How microgrids should be regulated was a central topic at the third annual conference held by the International District Energy Association (IDEA), which advocates for distributed generation, district heating and cooling, and combined heat and power.
“The reason we’re here talking about this today, probably more than anything else, is that consumer demand is driving us, and that we’re seeing more and more people say, ‘We want to see mixed-use, multi-customer microgrids because we want the variety of benefits that can come out of them,’” Christopher Berendt, counsel to IDEA’s Microgrid Resources Coalition, said during a panel on market design and policies.
Regulatory risk, he said, “acts kind of like repellant to private capital.”
“There is more capital waiting to flow into microgrid investment right now [that] you would not believe,” said Berendt, a partner with Drinker Biddle & Reath. “There is more capital chasing fewer good projects, and what is really needed to unlock those loads of capital and get more good steel in the ground is not the desire to deploy it, but the regulatory frameworks that support project financing.”
Without any direction from Congress, however, regulators must work with what they have. During her luncheon keynote speech, LaFleur pointed to the complications of DER aggregation, which the commission has been working on for nearly two years. (See FERC Rule Would Boost Energy Storage, DER.)

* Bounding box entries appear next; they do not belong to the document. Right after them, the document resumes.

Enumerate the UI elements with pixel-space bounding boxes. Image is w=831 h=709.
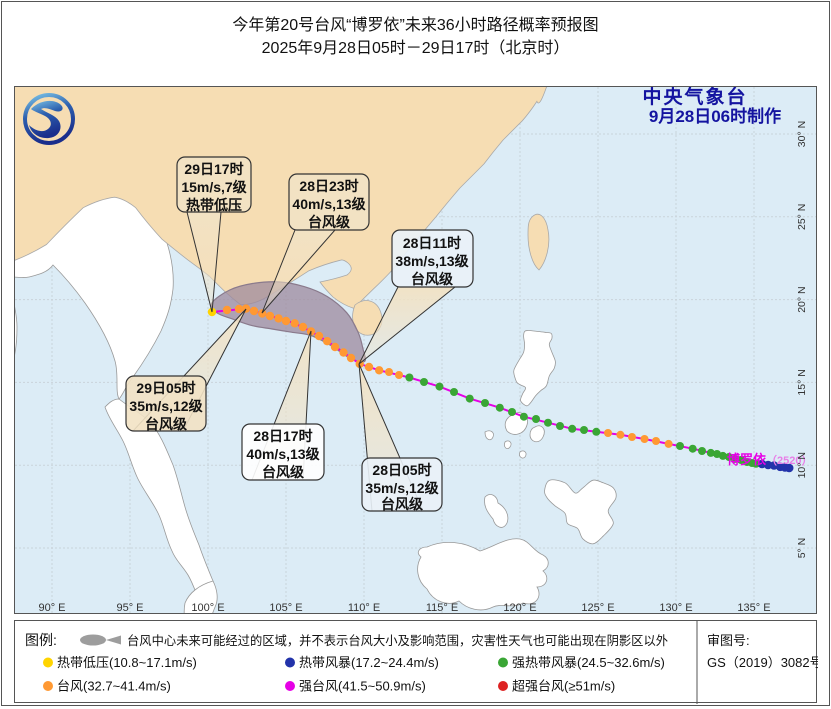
svg-text:35m/s,12级: 35m/s,12级 xyxy=(129,398,203,414)
svg-text:9月28日06时制作: 9月28日06时制作 xyxy=(649,106,781,126)
svg-text:图例:: 图例: xyxy=(25,632,57,648)
svg-text:130° E: 130° E xyxy=(659,602,692,614)
svg-text:125° E: 125° E xyxy=(581,602,614,614)
svg-text:GS（2019）3082号: GS（2019）3082号 xyxy=(707,655,818,670)
svg-text:28日17时: 28日17时 xyxy=(253,428,312,444)
svg-text:10° N: 10° N xyxy=(796,452,808,478)
svg-text:135° E: 135° E xyxy=(737,602,770,614)
svg-text:20° N: 20° N xyxy=(796,286,808,312)
svg-text:台风级: 台风级 xyxy=(262,464,305,480)
svg-text:29日05时: 29日05时 xyxy=(136,380,195,396)
svg-text:超强台风(≥51m/s): 超强台风(≥51m/s) xyxy=(512,679,615,694)
svg-text:105° E: 105° E xyxy=(269,602,302,614)
svg-text:90° E: 90° E xyxy=(38,602,65,614)
svg-text:台风级: 台风级 xyxy=(381,496,424,512)
svg-text:28日23时: 28日23时 xyxy=(299,178,358,194)
svg-text:热带低压: 热带低压 xyxy=(186,197,242,213)
svg-text:强热带风暴(24.5~32.6m/s): 强热带风暴(24.5~32.6m/s) xyxy=(512,655,665,670)
svg-text:29日17时: 29日17时 xyxy=(184,161,243,177)
svg-text:台风级: 台风级 xyxy=(308,214,351,230)
svg-text:28日05时: 28日05时 xyxy=(372,462,431,478)
svg-text:台风级: 台风级 xyxy=(411,271,454,287)
svg-text:25° N: 25° N xyxy=(796,204,808,230)
svg-text:热带风暴(17.2~24.4m/s): 热带风暴(17.2~24.4m/s) xyxy=(299,655,439,670)
svg-text:审图号:: 审图号: xyxy=(707,633,750,648)
svg-text:台风(32.7~41.4m/s): 台风(32.7~41.4m/s) xyxy=(57,679,171,694)
svg-text:120° E: 120° E xyxy=(503,602,536,614)
svg-text:28日11时: 28日11时 xyxy=(403,235,461,251)
svg-text:40m/s,13级: 40m/s,13级 xyxy=(246,446,320,462)
svg-text:38m/s,13级: 38m/s,13级 xyxy=(395,253,469,269)
svg-text:5° N: 5° N xyxy=(796,538,808,559)
svg-text:台风级: 台风级 xyxy=(145,416,188,432)
svg-text:115° E: 115° E xyxy=(426,602,458,614)
svg-text:强台风(41.5~50.9m/s): 强台风(41.5~50.9m/s) xyxy=(299,679,426,694)
svg-text:30° N: 30° N xyxy=(796,121,808,147)
svg-text:热带低压(10.8~17.1m/s): 热带低压(10.8~17.1m/s) xyxy=(57,655,197,670)
svg-text:15° N: 15° N xyxy=(796,369,808,395)
svg-text:35m/s,12级: 35m/s,12级 xyxy=(365,480,439,496)
svg-text:95° E: 95° E xyxy=(116,602,143,614)
svg-text:中央气象台: 中央气象台 xyxy=(642,87,747,108)
svg-text:15m/s,7级: 15m/s,7级 xyxy=(181,179,247,195)
svg-text:台风中心未来可能经过的区域，并不表示台风大小及影响范围，灾害: 台风中心未来可能经过的区域，并不表示台风大小及影响范围，灾害性天气也可能出现在阴… xyxy=(127,633,668,648)
svg-text:110° E: 110° E xyxy=(348,602,380,614)
svg-text:40m/s,13级: 40m/s,13级 xyxy=(292,196,366,212)
svg-text:100° E: 100° E xyxy=(191,602,224,614)
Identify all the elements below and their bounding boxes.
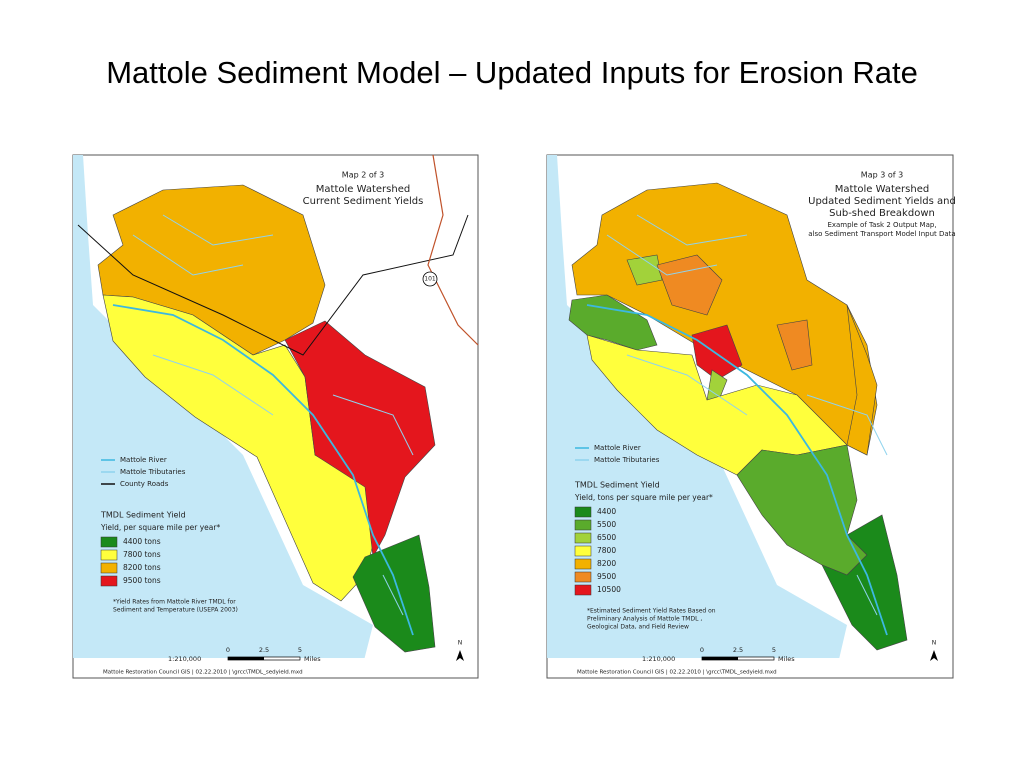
tributary (132, 234, 244, 276)
scale-tick-label: 2.5 (259, 646, 269, 654)
legend-class-label: 9500 (597, 572, 616, 581)
legend-note: *Estimated Sediment Yield Rates Based on (587, 608, 716, 615)
legend-line-label: Mattole Tributaries (594, 456, 660, 464)
legend-line-label: Mattole River (120, 456, 167, 464)
highway-label: 101 (424, 276, 436, 283)
legend-class-label: 7800 (597, 546, 616, 555)
subwatershed (691, 324, 743, 381)
legend-title: TMDL Sediment Yield (574, 481, 660, 490)
tributary (382, 574, 404, 616)
legend-swatch (574, 545, 592, 557)
ocean (547, 155, 847, 658)
legend-note: Preliminary Analysis of Mattole TMDL , (587, 616, 702, 623)
legend-swatch (100, 536, 118, 548)
tributary (606, 234, 718, 276)
subwatershed (352, 534, 436, 653)
map-heading: Mattole Watershed (316, 184, 410, 195)
tributary (856, 574, 878, 616)
scale-unit: Miles (778, 655, 795, 663)
legend-class-label: 6500 (597, 533, 616, 542)
subwatershed (776, 319, 813, 371)
map-subheading: also Sediment Transport Model Input Data (808, 230, 955, 238)
legend-note: Sediment and Temperature (USEPA 2003) (113, 607, 238, 614)
legend-swatch (574, 584, 592, 596)
map-heading: Mattole Watershed (835, 184, 929, 195)
legend-note: *Yield Rates from Mattole River TMDL for (113, 599, 236, 606)
subwatershed (284, 320, 436, 558)
subwatershed (97, 184, 326, 356)
tributary (332, 394, 414, 456)
north-label: N (932, 640, 937, 647)
tributary (162, 214, 274, 246)
scale-tick-label: 0 (226, 646, 230, 654)
legend-swatch (100, 575, 118, 587)
legend-class-label: 10500 (597, 585, 621, 594)
tributary (636, 214, 748, 246)
subwatershed (846, 304, 878, 456)
legend-note: Geological Data, and Field Review (587, 624, 689, 631)
legend-swatch (574, 571, 592, 583)
legend-subtitle: Yield, tons per square mile per year* (574, 493, 713, 502)
legend-swatch (574, 506, 592, 518)
highway-shield (422, 271, 438, 287)
legend-class-label: 4400 tons (123, 537, 161, 546)
legend-line-label: County Roads (120, 480, 169, 488)
scale-ratio: 1:210,000 (168, 655, 201, 663)
scale-bar-fill (228, 657, 264, 660)
legend-title: TMDL Sediment Yield (100, 511, 186, 520)
scale-bar-fill (702, 657, 738, 660)
north-label: N (458, 640, 463, 647)
slide-title: Mattole Sediment Model – Updated Inputs … (106, 55, 918, 90)
scale-tick-label: 5 (772, 646, 776, 654)
scale-tick-label: 5 (298, 646, 302, 654)
legend-subtitle: Yield, per square mile per year* (100, 523, 220, 532)
legend-swatch (574, 519, 592, 531)
legend-line-label: Mattole River (594, 444, 641, 452)
legend-swatch (574, 558, 592, 570)
river (112, 304, 414, 636)
scale-ratio: 1:210,000 (642, 655, 675, 663)
scale-unit: Miles (304, 655, 321, 663)
river (586, 304, 888, 636)
legend-swatch (100, 562, 118, 574)
legend-class-label: 4400 (597, 507, 616, 516)
scale-tick-label: 2.5 (733, 646, 743, 654)
north-arrow (930, 650, 938, 661)
legend-swatch (100, 549, 118, 561)
legend-class-label: 7800 tons (123, 550, 161, 559)
tributary (152, 354, 274, 416)
map-subheading: Example of Task 2 Output Map, (827, 221, 936, 229)
subwatershed (626, 254, 663, 286)
map-heading: Updated Sediment Yields and (808, 196, 956, 207)
legend-class-label: 5500 (597, 520, 616, 529)
legend-swatch (574, 532, 592, 544)
legend-class-label: 8200 tons (123, 563, 161, 572)
legend-line-label: Mattole Tributaries (120, 468, 186, 476)
subwatershed (821, 514, 908, 651)
legend-class-label: 9500 tons (123, 576, 161, 585)
highway (427, 154, 479, 346)
map-number: Map 3 of 3 (861, 171, 903, 180)
subwatershed (656, 254, 723, 316)
map-footer: Mattole Restoration Council GIS | 02.22.… (103, 670, 303, 676)
tributary (806, 394, 888, 456)
map-heading: Current Sediment Yields (303, 196, 424, 207)
map-footer: Mattole Restoration Council GIS | 02.22.… (577, 670, 777, 676)
road (77, 214, 469, 356)
map-heading: Sub-shed Breakdown (829, 208, 935, 219)
legend-class-label: 8200 (597, 559, 616, 568)
map-number: Map 2 of 3 (342, 171, 384, 180)
ocean (73, 155, 373, 658)
north-arrow (456, 650, 464, 661)
tributary (626, 354, 748, 416)
scale-tick-label: 0 (700, 646, 704, 654)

“It seems quite clear that distributed resources can be aggregated and bid into the market and contribute great value. But since they’re, in many cases, behind the meter, what do the states figure out? Who gets the first bite of the value?” LaFleur asked. “How are we going to figure out who pays what to whom in a sensible way? I think our staff has made a lot of progress in thinking about it. I think it can be worked through, but it’s a little more complicated than some of the … issues we usually deal with because of the number of different uses, and because although it acts wholesale when we see it in the markets, it’s actually at the distribution level.”

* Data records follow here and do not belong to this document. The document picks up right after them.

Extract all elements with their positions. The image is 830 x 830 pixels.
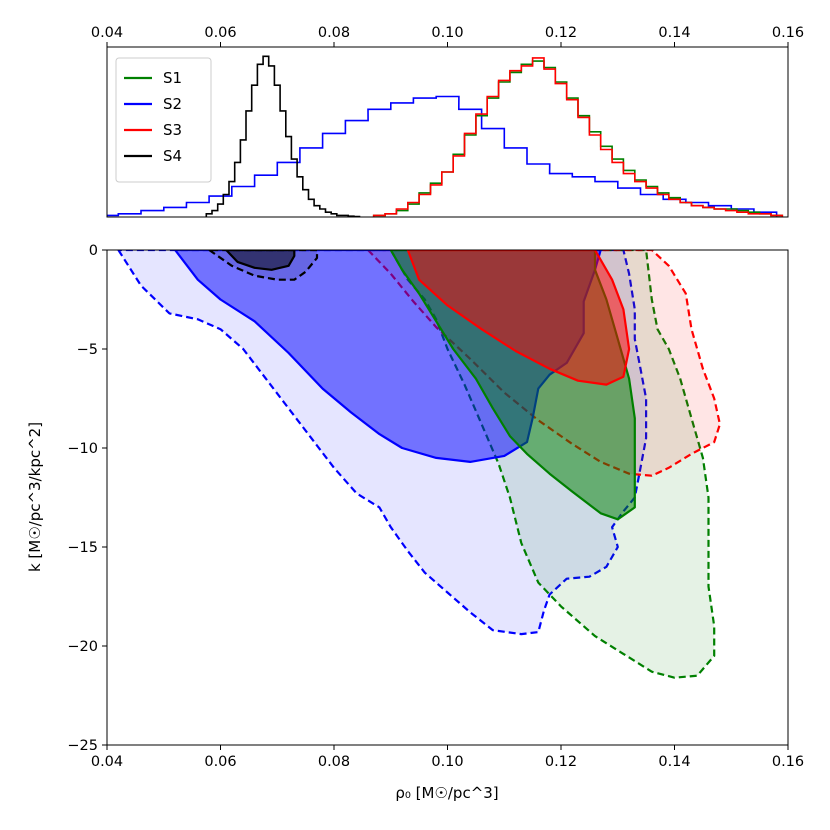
y-tick-label: −15 bbox=[67, 540, 98, 556]
y-tick-label: −5 bbox=[77, 342, 98, 358]
histogram-series-group bbox=[107, 55, 784, 217]
hist-x-tick-label: 0.16 bbox=[772, 25, 804, 41]
x-axis-label: ρ₀ [M☉/pc^3] bbox=[395, 784, 498, 802]
contour-s3-inner bbox=[406, 250, 631, 386]
legend-box bbox=[115, 57, 212, 183]
x-tick-label: 0.14 bbox=[658, 754, 690, 770]
y-axis-label: k [M☉/pc^3/kpc^2] bbox=[26, 422, 44, 572]
hist-x-tick-label: 0.14 bbox=[658, 25, 690, 41]
contour-x-ticks: 0.04 0.06 0.08 0.10 0.12 0.14 0.16 bbox=[91, 745, 804, 770]
x-tick-label: 0.04 bbox=[91, 754, 123, 770]
y-tick-label: −20 bbox=[67, 639, 98, 655]
legend-label-s4: S4 bbox=[163, 147, 182, 165]
contour-series-group bbox=[117, 250, 721, 679]
hist-x-tick-label: 0.12 bbox=[545, 25, 577, 41]
marginal-histogram-panel: 0.04 0.06 0.08 0.10 0.12 0.14 0.16 S1 S2 S3 S4 bbox=[91, 25, 804, 218]
histogram-s2 bbox=[107, 95, 778, 217]
y-tick-label: 0 bbox=[89, 243, 98, 259]
contour-y-ticks: 0 −5 −10 −15 −20 −25 bbox=[67, 243, 107, 754]
x-tick-label: 0.16 bbox=[772, 754, 804, 770]
hist-x-tick-label: 0.04 bbox=[91, 25, 123, 41]
legend-label-s2: S2 bbox=[163, 95, 182, 113]
hist-x-tick-label: 0.10 bbox=[431, 25, 463, 41]
legend-label-s3: S3 bbox=[163, 121, 182, 139]
x-tick-label: 0.10 bbox=[431, 754, 463, 770]
histogram-s4 bbox=[205, 55, 361, 217]
legend-label-s1: S1 bbox=[163, 69, 182, 87]
x-tick-label: 0.06 bbox=[204, 754, 236, 770]
hist-x-tick-label: 0.06 bbox=[204, 25, 236, 41]
histogram-x-ticks: 0.04 0.06 0.08 0.10 0.12 0.14 0.16 bbox=[91, 25, 804, 47]
legend: S1 S2 S3 S4 bbox=[115, 57, 212, 183]
y-tick-label: −25 bbox=[67, 738, 98, 754]
y-tick-label: −10 bbox=[67, 441, 98, 457]
histogram-s3 bbox=[372, 57, 784, 217]
hist-x-tick-label: 0.08 bbox=[318, 25, 350, 41]
contour-s4-inner bbox=[225, 250, 296, 271]
x-tick-label: 0.08 bbox=[318, 754, 350, 770]
contour-panel: 0.04 0.06 0.08 0.10 0.12 0.14 0.16 0 −5 −10 −15 −2… bbox=[26, 243, 804, 802]
x-tick-label: 0.12 bbox=[545, 754, 577, 770]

Commissioner Richard Glick told the Energy Bar Association last week he hopes the commission will act soon to encourage aggregation of DERs in wholesale markets. (See related story, Nearing 1-Year Mark, Glick Rejects ‘National Security’ Grid Risk.)
The industry also faces challenges at the state and local levels over siting rights of way and whether microgrids are defined as public utilities. “One thing all jurisdictions in this country have in common is that they’re not set up for microgrids,” Berendt said
Dan Dobbs, vice president of distributed energy for Anbaric Development Partners, pointed to New York’s Value of Distributed Energy Resources tariff as “a start.” (See NYPSC Takes Subway into Value Stack.)
“It’s not perfect, but it’s a good attempt at getting that value,” he said. But “you really need to be able to value power that comes in and goes out equally. That’s at the retail level, and you need to be able to do that similarly at the wholesale level when you are aggregating resources.”